If bruising or gum bleeding appears after starting an extract, stop it and alert your clinician.
Are Omega-3 Supplements Safe With Eliquis?
Small daily doses are generally less concerning than high-dose stacks. High-dose purified EPA or large combinations can add a small bleeding signal. Omega-3-rich foods are a steady alternative.
What Signs Mean I Should Get Help Now?
Heavy, unstoppable bleeding, black or tarry stools, coughing or vomiting blood, sudden severe headache, or fainting need urgent care. Bring your apixaban schedule and your supplement list.
Wrapping It Up – What Vitamins Should You Not Take With Eliquis?

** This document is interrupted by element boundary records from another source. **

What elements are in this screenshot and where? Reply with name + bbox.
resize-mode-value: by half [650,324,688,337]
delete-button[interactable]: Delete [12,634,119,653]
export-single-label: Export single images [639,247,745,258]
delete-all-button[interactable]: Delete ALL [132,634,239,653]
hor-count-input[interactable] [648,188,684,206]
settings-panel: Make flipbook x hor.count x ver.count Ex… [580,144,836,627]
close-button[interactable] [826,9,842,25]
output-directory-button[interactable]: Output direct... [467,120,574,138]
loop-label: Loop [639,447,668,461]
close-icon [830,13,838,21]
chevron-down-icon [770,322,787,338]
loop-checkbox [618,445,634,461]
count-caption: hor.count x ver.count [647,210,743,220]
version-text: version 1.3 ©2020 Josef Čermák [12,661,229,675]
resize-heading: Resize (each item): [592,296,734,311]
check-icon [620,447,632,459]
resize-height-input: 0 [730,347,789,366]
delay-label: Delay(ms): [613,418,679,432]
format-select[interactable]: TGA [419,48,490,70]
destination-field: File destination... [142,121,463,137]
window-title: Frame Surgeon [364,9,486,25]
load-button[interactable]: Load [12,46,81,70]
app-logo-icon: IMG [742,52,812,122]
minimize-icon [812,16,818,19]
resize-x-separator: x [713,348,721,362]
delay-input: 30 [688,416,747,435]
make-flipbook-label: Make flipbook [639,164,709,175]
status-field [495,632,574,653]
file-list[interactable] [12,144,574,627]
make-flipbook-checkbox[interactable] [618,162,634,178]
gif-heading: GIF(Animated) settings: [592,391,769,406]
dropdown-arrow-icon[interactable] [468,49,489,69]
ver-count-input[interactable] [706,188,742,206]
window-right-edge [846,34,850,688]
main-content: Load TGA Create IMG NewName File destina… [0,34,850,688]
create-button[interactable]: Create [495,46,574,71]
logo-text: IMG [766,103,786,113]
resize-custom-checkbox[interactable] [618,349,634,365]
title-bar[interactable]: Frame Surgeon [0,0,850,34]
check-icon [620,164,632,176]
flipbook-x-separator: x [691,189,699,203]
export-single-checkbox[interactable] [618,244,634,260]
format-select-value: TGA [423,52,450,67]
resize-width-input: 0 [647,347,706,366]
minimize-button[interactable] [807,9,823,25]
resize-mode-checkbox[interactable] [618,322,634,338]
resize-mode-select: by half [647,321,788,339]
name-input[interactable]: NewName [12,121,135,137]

Apixaban frees you from vitamin K rules that apply to warfarin, yet not from all supplement traps. Keep the short list in mind: skip St. John’s wort outright; avoid high-dose vitamin E; treat fish-oil megadoses and herbal bleeders like turmeric extracts, ginkgo, and garlic capsules with caution. Stick to food sources when you can, and keep your care team in the loop.
References & Sources
- National Institutes of Health Office of Dietary Supplements. “Vitamin E – Health Professional Fact Sheet” Explains that high supplemental vitamin E can increase bleeding risk and notes added concern with anticoagulant or antiplatelet medicines.
- Bristol Myers Squibb / ELIQUIS Prescribing Information. “ELIQUIS U.S. Prescribing Information” Confirms that St. John’s wort should be avoided because it lowers apixaban exposure and also notes that vitamin K does not reverse apixaban’s anticoagulant activity.